ASNC submitted comments to the Centers for Medicare & Medicaid Services (CMS) on the proposed rules for the 2026 Hospital Outpatient Prospective Payment System (HOPPS) and the 2026 Medicare Physician Fee Schedule (MPFS) proposed rules.

CMS will release the 2026 HOPPS and MPFS final rules in November. Stay tuned to ASNC for news and analysis of CMS’s final policies affecting nuclear cardiology.

On HOPPS: Do Not Finalize Drastic Cuts

PYP/Amyloid Imaging (CPT Code 78803): ASNC’s comments to CMS on the HOPPS proposed rule focused on delivering adamant objections to the proposed 57 percent cut to the payment code used for PYP/amyloid imaging (CPT code 78803). Building on feedback that ASNC delivered during last week’s meeting with CMS officials as well as the record number of letters that members sent to CMS, ASNC emphasized that the proposed cut to amyloid imaging must not be finalized.

“ASNC has significant concerns with the extreme cut to payment for CPT code 78803 that results from the proposed [ambulatory payment classification] reassignment,” ASNC wrote. “Physicians rely on stability in reimbursement rates to enable them to plan for practice expenses, supplies, and any required capital investment in the coming year. A cut of this magnitude seriously impairs the ability of nuclear cardiologists to provide this service and diagnose high-mortality conditions.”

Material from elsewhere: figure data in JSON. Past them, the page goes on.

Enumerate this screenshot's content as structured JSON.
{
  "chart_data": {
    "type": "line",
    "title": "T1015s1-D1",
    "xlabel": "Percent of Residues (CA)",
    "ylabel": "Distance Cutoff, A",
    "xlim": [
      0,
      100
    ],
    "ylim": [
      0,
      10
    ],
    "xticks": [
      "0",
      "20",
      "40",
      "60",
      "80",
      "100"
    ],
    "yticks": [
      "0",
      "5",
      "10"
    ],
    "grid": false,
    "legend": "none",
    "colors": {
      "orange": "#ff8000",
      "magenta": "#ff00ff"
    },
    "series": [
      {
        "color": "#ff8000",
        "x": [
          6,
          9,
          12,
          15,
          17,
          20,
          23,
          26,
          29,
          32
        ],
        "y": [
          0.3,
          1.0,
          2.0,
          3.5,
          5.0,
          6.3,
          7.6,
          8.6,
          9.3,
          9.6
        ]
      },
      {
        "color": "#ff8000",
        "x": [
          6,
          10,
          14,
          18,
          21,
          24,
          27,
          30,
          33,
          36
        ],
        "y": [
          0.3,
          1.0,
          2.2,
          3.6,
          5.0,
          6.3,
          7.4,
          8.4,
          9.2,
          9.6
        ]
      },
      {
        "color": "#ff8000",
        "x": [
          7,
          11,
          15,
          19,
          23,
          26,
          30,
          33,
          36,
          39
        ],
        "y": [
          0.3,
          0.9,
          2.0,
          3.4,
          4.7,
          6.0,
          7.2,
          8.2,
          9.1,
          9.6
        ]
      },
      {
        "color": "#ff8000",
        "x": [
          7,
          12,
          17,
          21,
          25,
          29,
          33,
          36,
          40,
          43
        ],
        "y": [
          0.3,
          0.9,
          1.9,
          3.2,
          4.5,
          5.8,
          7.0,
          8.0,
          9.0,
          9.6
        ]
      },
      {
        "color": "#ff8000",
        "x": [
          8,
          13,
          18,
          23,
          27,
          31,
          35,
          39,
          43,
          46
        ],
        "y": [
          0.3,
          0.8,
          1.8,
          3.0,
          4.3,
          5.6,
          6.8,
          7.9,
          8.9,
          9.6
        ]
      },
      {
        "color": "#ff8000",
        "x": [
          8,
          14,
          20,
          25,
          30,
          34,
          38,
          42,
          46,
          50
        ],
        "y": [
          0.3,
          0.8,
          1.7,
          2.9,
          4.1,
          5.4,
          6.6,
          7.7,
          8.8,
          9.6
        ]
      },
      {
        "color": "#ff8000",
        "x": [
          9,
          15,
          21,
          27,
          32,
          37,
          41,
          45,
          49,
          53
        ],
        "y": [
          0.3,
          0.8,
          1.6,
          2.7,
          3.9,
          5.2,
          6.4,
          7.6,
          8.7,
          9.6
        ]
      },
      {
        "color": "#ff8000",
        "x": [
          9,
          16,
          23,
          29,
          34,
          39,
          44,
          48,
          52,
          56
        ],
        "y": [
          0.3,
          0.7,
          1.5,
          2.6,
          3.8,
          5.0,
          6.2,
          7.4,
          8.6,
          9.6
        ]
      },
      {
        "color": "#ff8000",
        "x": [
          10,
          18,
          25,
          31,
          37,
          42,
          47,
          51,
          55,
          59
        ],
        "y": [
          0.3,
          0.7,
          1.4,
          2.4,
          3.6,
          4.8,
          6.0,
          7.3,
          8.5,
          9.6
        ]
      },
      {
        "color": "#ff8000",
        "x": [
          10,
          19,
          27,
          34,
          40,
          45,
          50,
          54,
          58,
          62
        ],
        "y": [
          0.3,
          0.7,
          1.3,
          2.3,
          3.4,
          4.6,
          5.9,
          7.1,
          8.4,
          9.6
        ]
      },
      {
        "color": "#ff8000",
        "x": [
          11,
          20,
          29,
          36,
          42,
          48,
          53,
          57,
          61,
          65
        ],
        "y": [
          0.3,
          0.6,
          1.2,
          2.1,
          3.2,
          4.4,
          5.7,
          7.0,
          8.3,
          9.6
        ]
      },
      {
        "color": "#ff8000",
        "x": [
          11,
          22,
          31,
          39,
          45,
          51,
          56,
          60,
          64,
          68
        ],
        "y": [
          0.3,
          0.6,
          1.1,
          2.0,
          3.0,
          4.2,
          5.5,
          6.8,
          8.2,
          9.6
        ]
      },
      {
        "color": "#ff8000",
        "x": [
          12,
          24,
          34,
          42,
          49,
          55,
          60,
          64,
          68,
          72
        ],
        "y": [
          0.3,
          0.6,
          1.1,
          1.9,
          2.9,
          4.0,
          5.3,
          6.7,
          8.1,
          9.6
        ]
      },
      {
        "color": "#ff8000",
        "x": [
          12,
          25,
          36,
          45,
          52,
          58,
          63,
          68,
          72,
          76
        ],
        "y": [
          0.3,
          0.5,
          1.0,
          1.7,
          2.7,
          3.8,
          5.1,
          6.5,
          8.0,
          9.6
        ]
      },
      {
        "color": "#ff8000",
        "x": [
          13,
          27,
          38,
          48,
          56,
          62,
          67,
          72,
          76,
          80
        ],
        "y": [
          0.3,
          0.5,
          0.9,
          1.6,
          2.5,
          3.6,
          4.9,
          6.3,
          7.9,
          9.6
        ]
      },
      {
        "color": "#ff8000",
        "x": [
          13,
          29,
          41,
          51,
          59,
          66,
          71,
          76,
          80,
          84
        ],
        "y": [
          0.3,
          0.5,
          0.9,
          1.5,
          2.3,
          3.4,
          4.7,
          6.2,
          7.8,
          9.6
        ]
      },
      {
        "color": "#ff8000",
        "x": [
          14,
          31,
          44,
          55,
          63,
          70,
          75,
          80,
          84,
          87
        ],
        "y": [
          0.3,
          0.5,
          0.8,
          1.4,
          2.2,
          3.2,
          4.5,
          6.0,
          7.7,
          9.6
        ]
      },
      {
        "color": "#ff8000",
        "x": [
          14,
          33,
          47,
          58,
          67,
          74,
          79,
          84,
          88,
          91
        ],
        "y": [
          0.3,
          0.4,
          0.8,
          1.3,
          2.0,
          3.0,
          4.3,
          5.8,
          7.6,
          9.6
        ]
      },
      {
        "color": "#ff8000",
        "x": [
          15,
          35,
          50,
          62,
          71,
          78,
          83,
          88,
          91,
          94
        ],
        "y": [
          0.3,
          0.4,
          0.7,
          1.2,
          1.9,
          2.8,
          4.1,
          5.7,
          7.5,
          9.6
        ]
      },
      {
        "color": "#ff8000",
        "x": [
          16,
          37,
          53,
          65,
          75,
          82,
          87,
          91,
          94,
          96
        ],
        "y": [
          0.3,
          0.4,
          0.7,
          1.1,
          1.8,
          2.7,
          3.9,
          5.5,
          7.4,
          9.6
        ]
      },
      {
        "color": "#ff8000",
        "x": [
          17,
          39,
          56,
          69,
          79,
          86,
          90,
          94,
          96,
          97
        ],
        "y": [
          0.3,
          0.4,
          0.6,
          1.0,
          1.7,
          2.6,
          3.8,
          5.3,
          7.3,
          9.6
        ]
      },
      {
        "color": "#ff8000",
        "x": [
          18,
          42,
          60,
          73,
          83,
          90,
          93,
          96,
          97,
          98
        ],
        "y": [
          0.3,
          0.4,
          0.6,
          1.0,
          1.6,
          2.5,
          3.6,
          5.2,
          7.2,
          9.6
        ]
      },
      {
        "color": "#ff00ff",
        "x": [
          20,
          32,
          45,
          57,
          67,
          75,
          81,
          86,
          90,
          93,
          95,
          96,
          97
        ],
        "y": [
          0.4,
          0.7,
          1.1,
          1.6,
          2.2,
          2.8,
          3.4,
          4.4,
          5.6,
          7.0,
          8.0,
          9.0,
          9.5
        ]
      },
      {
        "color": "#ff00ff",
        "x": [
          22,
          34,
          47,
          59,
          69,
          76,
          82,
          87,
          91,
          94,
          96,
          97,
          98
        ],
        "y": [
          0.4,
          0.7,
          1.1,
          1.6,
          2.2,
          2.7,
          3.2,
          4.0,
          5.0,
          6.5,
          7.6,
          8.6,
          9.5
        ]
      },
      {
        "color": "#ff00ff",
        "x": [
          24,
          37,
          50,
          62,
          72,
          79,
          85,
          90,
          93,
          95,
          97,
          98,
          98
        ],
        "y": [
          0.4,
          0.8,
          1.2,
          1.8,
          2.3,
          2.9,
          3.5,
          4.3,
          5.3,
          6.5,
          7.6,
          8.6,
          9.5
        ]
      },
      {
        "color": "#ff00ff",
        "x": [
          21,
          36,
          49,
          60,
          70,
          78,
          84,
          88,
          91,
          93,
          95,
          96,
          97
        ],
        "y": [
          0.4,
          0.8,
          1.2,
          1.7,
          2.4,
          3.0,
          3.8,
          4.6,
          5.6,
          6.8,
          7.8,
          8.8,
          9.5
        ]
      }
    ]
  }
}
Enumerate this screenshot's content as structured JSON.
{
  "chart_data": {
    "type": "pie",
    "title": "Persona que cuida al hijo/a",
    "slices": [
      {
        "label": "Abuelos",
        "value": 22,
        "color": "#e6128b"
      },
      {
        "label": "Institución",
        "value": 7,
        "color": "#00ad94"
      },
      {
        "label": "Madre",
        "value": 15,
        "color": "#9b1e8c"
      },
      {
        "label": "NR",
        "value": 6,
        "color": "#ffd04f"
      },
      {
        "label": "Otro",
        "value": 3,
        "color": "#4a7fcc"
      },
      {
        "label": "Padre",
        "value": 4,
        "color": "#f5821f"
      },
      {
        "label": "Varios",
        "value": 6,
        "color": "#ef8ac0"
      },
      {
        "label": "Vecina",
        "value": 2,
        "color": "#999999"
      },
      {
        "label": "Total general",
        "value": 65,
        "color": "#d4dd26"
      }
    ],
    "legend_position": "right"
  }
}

Stress Testing (CPT Code 93017): ASNC also expressed concern regarding CMS’s proposed downward adjustment to payments for cardiovascular stress testing using submaximal treadmill or bicycle exercise (CPT code 93017).

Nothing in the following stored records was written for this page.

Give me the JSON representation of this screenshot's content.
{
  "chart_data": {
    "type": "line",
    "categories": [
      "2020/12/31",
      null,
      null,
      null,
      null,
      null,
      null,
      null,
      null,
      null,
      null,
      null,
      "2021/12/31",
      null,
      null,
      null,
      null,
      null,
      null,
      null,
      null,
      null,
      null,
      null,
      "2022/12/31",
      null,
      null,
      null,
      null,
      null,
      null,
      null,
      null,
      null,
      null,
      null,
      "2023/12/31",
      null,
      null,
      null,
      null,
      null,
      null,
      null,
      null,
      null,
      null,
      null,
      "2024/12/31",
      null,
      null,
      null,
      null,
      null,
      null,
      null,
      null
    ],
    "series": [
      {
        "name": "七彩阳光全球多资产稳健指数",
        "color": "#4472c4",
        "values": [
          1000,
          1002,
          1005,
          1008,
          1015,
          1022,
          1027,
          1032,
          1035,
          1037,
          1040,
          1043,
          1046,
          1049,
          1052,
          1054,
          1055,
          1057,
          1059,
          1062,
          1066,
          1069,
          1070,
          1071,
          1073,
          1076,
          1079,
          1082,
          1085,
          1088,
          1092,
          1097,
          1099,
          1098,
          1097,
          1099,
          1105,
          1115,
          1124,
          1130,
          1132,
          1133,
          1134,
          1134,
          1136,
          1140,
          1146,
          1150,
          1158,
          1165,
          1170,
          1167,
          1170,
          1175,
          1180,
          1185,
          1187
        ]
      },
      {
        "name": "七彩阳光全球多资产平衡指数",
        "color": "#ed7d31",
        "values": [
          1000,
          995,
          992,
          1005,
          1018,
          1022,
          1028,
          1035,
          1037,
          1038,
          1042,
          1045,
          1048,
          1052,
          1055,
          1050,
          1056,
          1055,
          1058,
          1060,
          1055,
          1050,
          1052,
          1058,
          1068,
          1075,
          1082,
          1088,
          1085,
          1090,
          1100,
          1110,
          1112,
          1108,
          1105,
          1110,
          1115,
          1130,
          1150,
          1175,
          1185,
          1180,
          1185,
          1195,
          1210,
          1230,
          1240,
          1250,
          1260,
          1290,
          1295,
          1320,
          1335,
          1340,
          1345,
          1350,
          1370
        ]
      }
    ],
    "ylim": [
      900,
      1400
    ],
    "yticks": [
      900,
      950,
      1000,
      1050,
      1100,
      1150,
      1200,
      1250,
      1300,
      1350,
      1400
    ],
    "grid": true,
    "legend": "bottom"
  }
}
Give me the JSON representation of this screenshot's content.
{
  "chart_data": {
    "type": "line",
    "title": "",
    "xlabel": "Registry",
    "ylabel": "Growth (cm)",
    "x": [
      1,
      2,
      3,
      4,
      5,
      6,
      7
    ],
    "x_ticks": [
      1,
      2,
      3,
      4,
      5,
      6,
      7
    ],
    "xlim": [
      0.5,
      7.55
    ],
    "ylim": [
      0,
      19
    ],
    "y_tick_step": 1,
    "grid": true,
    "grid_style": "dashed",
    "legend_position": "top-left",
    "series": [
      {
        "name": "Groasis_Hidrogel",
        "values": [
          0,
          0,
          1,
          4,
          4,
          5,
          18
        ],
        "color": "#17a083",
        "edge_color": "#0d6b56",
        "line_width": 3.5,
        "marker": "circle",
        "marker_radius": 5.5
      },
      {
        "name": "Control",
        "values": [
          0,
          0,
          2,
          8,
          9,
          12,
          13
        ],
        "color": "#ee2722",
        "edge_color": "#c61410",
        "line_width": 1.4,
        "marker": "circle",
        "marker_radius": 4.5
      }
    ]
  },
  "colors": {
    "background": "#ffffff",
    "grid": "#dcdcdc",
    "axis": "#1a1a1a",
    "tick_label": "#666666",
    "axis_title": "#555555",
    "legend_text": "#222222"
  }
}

PET/CT (CPT code 78431) and Tc-99m: ASNC encouraged CMS to finalize proposals that would (1) maintain the reimbursement rates for the high-volume PET/CT code 78431, and (2) provide a $10 add-on payment for Tc-99m sourced from domestically produced Mo-99.

On MPFS: Efficiency Adjustment Must Not Take Effect

ASNC pushed back on CMS’s proposal to cut payments for 7,267 CPT codes by 2.5 percent. In the Medicare Physician Fee Schedule proposed rule, only 389 time-based codes – evaluation and management, care management, maternity care, and services on the CMS telehealth list – are exempt from the cut that CMS is calling “an efficiency adjustment.” CMS would continue applying reductions to these codes every 3 years.

The impact of CMS’s proposal, if finalized, on ASNC members will be varied depending on a physician’s mix of services.

Background: CMS is assuming physician time and work intensity decrease as a practitioner develops expertise in performing a specific service. This assumption has led to CMS’s stance that the current work relative value units (RVUs) may not reflect these efficiencies.

ASNC’s Response: In its comments, ASNC emphasized that the proposed efficiency adjustment ignores the fact that diagnosing and treatment planning for cardiovascular disease are becoming more challenging due to complex patient presentations.

ASNC also objected to CMS’s proposal to use Medicare Economic Index productivity to calculate its efficiency adjustment when physician payment has lacked an inflationary update for over 2 decades.